Que l’on veuille, tactiquement, jouer la carte d’une « union des gauches » pour tenter d’étouffer ce qui restait du PS, était certes tentant. Mais, outre que la mise en place de cette tactique devait être pensée avec les objectifs stratégiques – ce qui ne fut pas fait – les chances de réussite restaient maigres. Les résidus du PS se repliaient sur leur base sociale. Le résultat fut un grand trouble politique au sein de la FI, trouble qui s’avéra fatal lors du déclenchement du mouvement des Gilets Jaunes.
Ce dernier surprit la direction de la FI qui réagit rapidement – et c’est un bon point – et positionna le mouvement en soutien à cette mobilisation. Mais, ayant oublié l’impératif « d’unir le peuple », ce soutien pris progressivement la forme d’une tentative d’imposer des revendications strictement « FI » voire gauchistes au mouvement.

La concentration des revendications sur la protestation contre les violences policières – ces dernières étant indiscutables et d’un niveau qui n’avait pas été atteint depuis des décennies – a contribué à replier le mouvement sur lui-même. Cela a contribué à son affaiblissement progressif, en plus de l’usure du mouvement. La voie de revendications liant celles des Gilets Jaunes à la question de l’Union Européenne et de l’Euro ne fut pas suivie. Elle aurait pu donner un véritable débouché politique au mouvement des Gilets Jaunes. Mais, une option ouvertement anti-UE, et disons le mot, souverainiste, était incompatible avec le cadre choisi par la FI pour ces élections. La stratégie a donc été sacrifiée sur l’autel d’une tactique discutable aux résultats incertains. Le résultat de l’élection, l’effondrement de la FI à 6,6% a été le produit de ces errements.
Il ne faut donc pas s’étonner si certains des députés de la FI, ou plus exactement des députés élus grâce au soutien de la FI, ont dès le résultat annoncé cherché à poursuivre plus avant la ligne de « l’union des gauches » revenant aux vieilles erreurs comme le chien des Ecritures à son vomi. Au-delà de ce que ces comportement peuvent nous dire sur les personnes, c’est très clairement le résultat de l’absence d’une ligne politique claire, articulant ce qui relève de la tactique à ce qui relève de la stratégie.

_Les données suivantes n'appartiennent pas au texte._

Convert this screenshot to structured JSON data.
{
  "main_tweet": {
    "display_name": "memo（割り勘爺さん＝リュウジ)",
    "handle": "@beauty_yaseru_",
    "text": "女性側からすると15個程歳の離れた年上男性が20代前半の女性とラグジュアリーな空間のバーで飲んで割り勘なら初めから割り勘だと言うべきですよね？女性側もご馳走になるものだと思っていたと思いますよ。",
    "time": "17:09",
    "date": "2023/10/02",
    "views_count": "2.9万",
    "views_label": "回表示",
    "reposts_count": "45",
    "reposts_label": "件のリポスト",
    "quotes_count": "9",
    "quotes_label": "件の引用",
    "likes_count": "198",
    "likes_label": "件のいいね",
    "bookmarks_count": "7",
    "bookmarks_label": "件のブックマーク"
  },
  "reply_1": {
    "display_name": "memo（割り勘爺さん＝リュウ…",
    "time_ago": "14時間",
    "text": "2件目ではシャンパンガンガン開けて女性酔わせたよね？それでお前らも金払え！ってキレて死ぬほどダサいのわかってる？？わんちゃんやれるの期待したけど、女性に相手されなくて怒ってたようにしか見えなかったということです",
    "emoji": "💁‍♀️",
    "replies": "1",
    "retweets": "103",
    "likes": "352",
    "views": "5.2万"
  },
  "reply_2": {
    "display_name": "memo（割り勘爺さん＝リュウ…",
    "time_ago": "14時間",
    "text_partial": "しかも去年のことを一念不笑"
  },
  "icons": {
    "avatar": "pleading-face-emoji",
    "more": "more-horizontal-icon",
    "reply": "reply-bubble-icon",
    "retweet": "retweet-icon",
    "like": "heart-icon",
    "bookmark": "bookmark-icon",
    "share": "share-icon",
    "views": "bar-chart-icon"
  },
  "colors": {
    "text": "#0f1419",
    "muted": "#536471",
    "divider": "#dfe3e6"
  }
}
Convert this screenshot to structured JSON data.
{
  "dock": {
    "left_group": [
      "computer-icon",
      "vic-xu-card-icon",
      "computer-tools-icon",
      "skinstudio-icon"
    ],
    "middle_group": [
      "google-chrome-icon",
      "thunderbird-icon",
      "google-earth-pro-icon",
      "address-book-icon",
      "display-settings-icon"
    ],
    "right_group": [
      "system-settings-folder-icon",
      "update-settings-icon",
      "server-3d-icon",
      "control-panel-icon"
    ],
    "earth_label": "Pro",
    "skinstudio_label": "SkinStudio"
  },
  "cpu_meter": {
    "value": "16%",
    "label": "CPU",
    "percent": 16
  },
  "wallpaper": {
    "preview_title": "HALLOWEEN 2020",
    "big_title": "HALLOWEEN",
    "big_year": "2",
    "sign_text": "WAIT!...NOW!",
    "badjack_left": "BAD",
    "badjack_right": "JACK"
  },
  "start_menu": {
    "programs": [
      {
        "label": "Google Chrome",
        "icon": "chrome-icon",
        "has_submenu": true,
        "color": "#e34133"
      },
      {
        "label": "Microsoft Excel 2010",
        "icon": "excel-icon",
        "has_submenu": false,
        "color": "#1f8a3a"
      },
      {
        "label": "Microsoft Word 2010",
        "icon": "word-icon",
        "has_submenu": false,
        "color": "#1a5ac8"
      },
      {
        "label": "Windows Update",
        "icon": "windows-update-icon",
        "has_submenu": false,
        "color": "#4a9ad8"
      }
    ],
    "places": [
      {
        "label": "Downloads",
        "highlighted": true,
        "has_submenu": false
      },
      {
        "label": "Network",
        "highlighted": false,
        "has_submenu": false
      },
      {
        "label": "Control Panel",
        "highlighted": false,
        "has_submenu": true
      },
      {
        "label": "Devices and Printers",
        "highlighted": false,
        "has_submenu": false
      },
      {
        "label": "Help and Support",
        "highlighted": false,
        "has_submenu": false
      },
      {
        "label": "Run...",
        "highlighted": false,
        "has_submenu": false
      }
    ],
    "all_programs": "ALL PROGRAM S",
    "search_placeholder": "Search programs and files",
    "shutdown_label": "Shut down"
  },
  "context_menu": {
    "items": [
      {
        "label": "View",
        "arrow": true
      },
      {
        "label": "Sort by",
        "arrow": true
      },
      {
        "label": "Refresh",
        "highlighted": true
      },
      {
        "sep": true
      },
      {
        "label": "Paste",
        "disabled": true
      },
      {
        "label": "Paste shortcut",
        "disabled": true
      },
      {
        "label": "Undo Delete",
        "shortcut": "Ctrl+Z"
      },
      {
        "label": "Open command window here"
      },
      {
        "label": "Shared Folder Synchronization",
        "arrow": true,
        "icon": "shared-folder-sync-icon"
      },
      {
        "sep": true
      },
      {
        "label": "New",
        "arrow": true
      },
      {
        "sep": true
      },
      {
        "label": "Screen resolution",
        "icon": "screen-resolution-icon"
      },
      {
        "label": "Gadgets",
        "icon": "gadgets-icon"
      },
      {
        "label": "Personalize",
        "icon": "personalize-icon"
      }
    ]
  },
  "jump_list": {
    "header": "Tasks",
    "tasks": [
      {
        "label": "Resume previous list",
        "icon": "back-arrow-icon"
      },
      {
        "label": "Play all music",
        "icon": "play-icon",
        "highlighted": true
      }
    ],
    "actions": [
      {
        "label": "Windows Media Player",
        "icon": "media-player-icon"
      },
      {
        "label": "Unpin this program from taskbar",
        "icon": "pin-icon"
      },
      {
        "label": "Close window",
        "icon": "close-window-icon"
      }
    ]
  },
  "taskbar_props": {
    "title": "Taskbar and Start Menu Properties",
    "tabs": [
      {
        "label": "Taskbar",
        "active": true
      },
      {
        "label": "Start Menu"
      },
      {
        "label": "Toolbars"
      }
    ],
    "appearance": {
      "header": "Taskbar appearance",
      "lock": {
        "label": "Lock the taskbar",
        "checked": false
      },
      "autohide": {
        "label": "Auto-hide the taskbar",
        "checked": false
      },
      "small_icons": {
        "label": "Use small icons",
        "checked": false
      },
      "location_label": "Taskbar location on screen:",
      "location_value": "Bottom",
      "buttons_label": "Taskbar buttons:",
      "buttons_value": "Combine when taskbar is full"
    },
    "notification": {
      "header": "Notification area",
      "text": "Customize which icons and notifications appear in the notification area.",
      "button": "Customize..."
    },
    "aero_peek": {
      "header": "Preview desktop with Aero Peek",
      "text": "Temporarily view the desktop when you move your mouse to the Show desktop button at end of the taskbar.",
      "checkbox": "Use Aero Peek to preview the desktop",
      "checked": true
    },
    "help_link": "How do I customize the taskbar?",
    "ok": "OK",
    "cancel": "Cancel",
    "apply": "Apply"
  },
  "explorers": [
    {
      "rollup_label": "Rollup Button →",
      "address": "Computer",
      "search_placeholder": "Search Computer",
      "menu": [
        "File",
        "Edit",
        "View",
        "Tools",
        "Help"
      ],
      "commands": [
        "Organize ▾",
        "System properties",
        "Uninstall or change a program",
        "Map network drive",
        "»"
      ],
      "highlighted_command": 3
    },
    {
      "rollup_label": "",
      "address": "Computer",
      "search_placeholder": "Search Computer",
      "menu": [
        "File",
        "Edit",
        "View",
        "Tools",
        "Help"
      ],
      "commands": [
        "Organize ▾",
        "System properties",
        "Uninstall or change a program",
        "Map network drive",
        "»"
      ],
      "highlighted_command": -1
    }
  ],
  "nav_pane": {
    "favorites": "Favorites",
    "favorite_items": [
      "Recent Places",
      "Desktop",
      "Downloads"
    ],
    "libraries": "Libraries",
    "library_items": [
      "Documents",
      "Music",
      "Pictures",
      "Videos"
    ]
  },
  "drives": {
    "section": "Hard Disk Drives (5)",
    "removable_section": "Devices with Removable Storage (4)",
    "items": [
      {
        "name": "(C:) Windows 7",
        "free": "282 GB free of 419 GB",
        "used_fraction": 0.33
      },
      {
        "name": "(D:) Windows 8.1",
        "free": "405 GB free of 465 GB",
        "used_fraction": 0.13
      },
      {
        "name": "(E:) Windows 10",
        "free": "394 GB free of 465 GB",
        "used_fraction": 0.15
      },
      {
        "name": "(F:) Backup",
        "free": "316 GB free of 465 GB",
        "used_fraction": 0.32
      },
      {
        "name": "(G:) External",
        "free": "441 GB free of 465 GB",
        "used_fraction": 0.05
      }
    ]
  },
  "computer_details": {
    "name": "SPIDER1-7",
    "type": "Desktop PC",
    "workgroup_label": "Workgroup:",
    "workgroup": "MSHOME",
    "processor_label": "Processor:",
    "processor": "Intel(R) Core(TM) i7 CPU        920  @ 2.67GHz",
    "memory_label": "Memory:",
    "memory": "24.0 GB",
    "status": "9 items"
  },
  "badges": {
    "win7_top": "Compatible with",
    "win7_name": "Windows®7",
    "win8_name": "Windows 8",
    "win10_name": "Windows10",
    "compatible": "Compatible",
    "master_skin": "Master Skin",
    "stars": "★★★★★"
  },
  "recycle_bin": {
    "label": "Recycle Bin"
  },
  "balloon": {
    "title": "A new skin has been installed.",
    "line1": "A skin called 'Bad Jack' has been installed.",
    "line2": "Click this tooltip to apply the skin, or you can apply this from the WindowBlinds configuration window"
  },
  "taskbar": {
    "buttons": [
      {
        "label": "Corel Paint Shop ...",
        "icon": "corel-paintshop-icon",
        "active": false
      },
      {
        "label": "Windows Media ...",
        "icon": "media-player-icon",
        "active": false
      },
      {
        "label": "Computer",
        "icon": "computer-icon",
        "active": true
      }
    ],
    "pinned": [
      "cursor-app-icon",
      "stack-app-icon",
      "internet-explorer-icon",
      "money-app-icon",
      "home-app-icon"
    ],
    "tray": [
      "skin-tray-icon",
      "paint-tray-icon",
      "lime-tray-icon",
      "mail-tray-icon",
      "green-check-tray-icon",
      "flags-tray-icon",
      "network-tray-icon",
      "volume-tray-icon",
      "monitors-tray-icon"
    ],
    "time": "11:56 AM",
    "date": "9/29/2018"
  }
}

LA FI EST-ELLE COMMUNAUTARISTE ?

Cette question est sans cesse posée sur les réseaux sociaux, voire dans la presse. Il est clair que la réponse est non. Mais, il est aussi clair qu’il y a des communautaristes au sein de la FI et que ces derniers bénéficient d’une tolérance inquiétante, et même coupable, de la part de certains dirigeants. On en a eu un exemple lors des universités d’été de la FI (les « AmFis ») avec l’incident autour du philosophe Pena-Ruiz. Ce dernier était venu participer à l’atelier « laïcité » et il avait expliqué en quoi le terme d’islamophobie ne pouvait et ne devait faire scandale. Il s’en est expliqué par ailleurs (1). Cela a été utilisé par certain, dont le journaliste Taha Bouhafs, pour provoquer un incident.

Benoît Schneckenburger, lui-même philosophe, en a rendu compte sur son blog (2) : « Pour moi l’ignominie a été atteinte lorsqu’un invité des mêmes AmFis, Taha Bouhafs, plutôt que de débattre, plutôt que de vérifier la véracité de la citation attribuée à Henri Peña-Ruiz alors qu’il se targue d’être journaliste, a cru bon de souhaiter sa mort prochaine par la canicule ». Il ajoute alors : « Apercevant cet individu, je lui ai fermement fait remarquer que ‘son tweet était inacceptable, qu’on ne pouvait souhaiter la mort d’un camarade’. Point. Ce dernier l’ayant mal pris, ses amis m’entourant et l’un d’entre eux me repoussant, j’ai pris le parti de reculer, et le service d’ordre du mouvement s’est interposé sans aucunement prendre parti, pour que tout revienne au calme.
Cette scène ayant eu lieu dans l’espace public des AmFis, près de journalistes, s’il y avait eu violence physique de ma part, on l’aurait immédiatement vu et su.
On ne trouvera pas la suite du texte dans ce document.